Our diversity is what makes South Africa one of the most beautiful countries in the world. With 11 official languages, each culture embraces the essence of what it means to be an African through food, music, dance and fashion.
This Heritage Month, we take a look at some of the traditional clothing worn by our beautiful nation.
For Xhosa women, the most common traditional wear is umbhaco. It is a long skirt and apron made from printed or embroidered fabrics. The Xhosa attire includes beaded necklaces, called ithumbu.
Worn by married women as a sign of respect to one’s husband and his family, isicholo is a flared disk-shaped hat. This hat is accompanied by a thick, cowhide skirt which has been softened with animal fat and charcoal, called isidwaba.
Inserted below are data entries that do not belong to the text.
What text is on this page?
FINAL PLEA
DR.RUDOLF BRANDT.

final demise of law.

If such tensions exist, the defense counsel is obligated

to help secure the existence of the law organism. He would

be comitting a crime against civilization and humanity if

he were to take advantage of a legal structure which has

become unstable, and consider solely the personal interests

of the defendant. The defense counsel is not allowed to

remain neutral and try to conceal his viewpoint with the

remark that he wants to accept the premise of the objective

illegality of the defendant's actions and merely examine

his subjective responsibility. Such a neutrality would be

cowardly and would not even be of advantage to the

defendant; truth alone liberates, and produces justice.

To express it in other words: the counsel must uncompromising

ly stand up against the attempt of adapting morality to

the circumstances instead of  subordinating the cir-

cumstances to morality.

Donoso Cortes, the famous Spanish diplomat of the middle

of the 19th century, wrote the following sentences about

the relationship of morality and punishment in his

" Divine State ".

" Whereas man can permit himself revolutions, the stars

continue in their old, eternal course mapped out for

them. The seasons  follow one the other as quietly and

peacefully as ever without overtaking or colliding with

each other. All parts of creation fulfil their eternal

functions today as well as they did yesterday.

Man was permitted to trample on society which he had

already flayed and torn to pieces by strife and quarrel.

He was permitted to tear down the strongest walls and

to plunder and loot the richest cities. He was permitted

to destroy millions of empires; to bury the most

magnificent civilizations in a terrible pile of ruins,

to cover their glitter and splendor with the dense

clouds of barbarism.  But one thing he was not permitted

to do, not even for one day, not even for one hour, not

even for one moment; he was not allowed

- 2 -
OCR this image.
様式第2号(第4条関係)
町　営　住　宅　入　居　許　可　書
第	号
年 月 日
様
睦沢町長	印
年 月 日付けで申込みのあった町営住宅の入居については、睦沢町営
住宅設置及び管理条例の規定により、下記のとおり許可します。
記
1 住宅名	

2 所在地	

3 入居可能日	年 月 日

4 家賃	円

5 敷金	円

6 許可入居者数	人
Men wear a front apron, known as an isinene, and a rear apron, ibheshu, to cover the genitals and buttocks.
This culture is big on colours and beads. Worn by married women, idzila is an accessory placed around the neck, arms, and legs. Their colourful blanket, umbalo, is also for married women. And then there is the signature beaded headband known as amacubi.
The main item of clothing for men is an iporiyana. Decorated with beads, it hangs on the neck. They also wear animal skin called karos to keep warm.
The Vavenda wear munwenda, a multi-coloured striped cloth that comes in two pieces – a top and a bottom. It is paired with beads such as lutomola tsie, mapala, tshithivho vivho, zwifudzi, magidipho, and makunda. They also have musisi, a skirt-like garment made from the munwenda material.
The most iconic clothing item in the Xitsonga culture is xibelani. It is a knee-length skirt typically worn by Xitsonga women. It is made from a bolt of cloth, a fabric called salempur, about 18m long. They also have a top called a yele that they wear with a tightly fitting T-shirt.
Tswana women wear an apron called a khiba, with a skirt called a mosese. Men wear a kaross, a blanket made from animal skin, to cover up.
They wear a traditional Basotho dress called the seshoeshoe. However, a statement piece is the Basotho blanket, worn by both men and women over the shoulders.
The Swati culture is complex as their clothing style varies according to age and gender. Some items are reserved for specific ceremonies, such as the incwala or the umhlanga (reed dance).
However, married women wear skin aprons and skin skirts. They also have another apron they wear under the armpits; after the birth of their first child they put the same apron over one shoulder and style their hair in a bun. Married men wear loin skins.